A SOCIO-TECHNICAL NETWORK APPROACH TO SUSTAINABLE UNIVERSITY–COMMUNITY COLLABORATION FOR RESEARCH AND EDUCATION
Tokyo City University (JAPAN)
About this paper:
Conference name: 11th International Conference on Education and New Learning Technologies
Dates: 1-3 July, 2019
Location: Palma, Spain
Abstract:
Many community-based or collaborative studies of the universities are being conducted, though not all cases have worked satisfactorily. It is difficult in such attempts to share knowledge on how to manage a project because researchers tend to consider such information as peripheral and hesitate to describe the process in detail in the article. However, it is very important and valuable to examine various cases and extract general knowledge from a theoretical viewpoint.
The aim of this study was to point out how to find the essential actors (human/ non-human) to maintain the collaboration. Socio-technical network analysis which was based on the Actor Network Theory (Latour, 1987;2005; Callon, 1984) was employed to determine the essential points for constructing and maintaining a project under a university–community collaboration.
In this study, the author especially paid attention to the cases in which the university researchers added academic research interest to a project. Such a trial seemed to impede successful collaboration at first sight; though it invigorated and stabilized the collaboration dynamically, when it was planned deliberately.
Three different types of university–community collaborations were surveyed to illustrate the socio-technical networks and their temporal change. The first project was one for junior high school curriculum in Japan (placed in the formal education) for disaster prevention which continued for eleven years (2007-2017). The author was involved in the whole project. Data were obtained using participatory observations of the author and undergraduates, quantitative survey data from the junior high school students, and interviews with the teachers. The second one was a media literacy project for local children in Japan which was hold for ten months every year since 2009 and continues operating today. Data were obtained using participatory observations of the author and undergraduates, as well as survey data and interviews from the children in every year. The third project was an after school project in the United States, that is called the Fifth Dimension Project of University of California, San Diego.

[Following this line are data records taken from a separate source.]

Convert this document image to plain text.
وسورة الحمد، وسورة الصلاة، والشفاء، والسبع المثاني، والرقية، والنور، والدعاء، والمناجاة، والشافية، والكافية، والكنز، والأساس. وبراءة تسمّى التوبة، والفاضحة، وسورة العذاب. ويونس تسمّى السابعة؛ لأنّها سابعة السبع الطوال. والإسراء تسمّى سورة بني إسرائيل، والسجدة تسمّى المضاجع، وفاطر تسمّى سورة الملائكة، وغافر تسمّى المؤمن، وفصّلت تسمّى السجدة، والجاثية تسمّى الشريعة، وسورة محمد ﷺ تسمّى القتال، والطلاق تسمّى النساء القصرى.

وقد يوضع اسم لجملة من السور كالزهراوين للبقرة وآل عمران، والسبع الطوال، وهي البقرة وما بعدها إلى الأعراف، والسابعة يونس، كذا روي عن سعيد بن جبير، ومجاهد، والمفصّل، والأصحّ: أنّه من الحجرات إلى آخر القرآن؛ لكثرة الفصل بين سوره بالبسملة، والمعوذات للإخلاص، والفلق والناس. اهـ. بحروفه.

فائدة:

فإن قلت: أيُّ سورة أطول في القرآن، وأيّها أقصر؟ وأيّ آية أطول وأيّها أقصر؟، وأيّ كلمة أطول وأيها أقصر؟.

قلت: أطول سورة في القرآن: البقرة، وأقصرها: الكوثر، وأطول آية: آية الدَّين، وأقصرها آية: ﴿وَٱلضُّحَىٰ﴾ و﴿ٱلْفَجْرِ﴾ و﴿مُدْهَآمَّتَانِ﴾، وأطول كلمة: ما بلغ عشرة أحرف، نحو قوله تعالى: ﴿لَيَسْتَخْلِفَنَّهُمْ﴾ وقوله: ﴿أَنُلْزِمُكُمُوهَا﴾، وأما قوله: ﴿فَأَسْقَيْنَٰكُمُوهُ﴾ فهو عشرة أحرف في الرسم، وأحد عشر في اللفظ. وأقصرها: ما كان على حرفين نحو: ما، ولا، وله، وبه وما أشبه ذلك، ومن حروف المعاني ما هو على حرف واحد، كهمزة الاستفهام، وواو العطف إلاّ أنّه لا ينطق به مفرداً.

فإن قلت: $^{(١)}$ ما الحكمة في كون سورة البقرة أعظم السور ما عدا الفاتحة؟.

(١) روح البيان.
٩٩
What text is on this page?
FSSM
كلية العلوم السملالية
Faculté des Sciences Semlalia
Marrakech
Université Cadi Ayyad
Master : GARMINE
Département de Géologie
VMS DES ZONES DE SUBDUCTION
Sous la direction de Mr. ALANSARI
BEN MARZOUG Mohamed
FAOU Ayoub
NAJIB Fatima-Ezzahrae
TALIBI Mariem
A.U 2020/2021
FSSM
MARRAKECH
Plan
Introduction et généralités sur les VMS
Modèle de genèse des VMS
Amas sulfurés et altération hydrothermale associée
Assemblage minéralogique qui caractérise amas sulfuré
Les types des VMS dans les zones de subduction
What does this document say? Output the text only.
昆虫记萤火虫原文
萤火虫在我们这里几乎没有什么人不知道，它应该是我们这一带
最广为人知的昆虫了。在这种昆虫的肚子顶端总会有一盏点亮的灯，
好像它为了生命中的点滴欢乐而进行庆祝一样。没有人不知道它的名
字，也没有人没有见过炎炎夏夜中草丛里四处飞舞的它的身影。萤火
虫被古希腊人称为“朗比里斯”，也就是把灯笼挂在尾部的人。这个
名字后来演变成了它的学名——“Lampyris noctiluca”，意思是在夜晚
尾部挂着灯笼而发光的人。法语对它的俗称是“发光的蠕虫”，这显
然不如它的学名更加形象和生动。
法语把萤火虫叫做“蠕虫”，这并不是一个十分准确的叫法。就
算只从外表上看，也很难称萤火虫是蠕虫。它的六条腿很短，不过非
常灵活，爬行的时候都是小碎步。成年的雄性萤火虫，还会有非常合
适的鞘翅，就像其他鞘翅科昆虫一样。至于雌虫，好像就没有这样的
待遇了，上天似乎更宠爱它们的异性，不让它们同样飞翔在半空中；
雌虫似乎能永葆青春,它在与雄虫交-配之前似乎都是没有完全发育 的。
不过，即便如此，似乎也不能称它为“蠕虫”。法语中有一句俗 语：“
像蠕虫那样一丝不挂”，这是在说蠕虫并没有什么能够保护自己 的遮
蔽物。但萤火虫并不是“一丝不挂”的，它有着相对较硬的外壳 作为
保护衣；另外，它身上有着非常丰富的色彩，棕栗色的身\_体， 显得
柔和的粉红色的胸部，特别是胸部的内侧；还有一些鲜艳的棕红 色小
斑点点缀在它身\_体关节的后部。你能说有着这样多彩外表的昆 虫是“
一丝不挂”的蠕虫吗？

Data were collected at three of the project sites over the span of five months, and interviews were conducted with the professor and the students during 2010.
Data were used to figure out the related human/non-human actors and to illustrate the constellation and change of the socio-technical networks of the each project.
The result of the study showed that 1) Collaboration programs had considerable effects on undergraduate students. They were also highly evaluated by their communities. 2) It is important to understand each project as a more complicated network of actors rather than just as a simple relationship between the university and its community. There were conflicting interests between the university actors and the community ones. There also were conflicts within both sides. 3) Sometimes it made a lot of difference to call forth and mobilize various actors including “non-human actors” such as information and communication tools, school curriculum rules, and the physical and socioeconomic traits of the community. 4) When the collaboration was at a risk of termination because one of the actors left the network, it could avoid the extinction by reorganizing the socio-technical network (add a new actor or change the mutual relationship within other actors).Keywords:
Socio-technical network, university, community, collaboration, Fifth Dimension Project.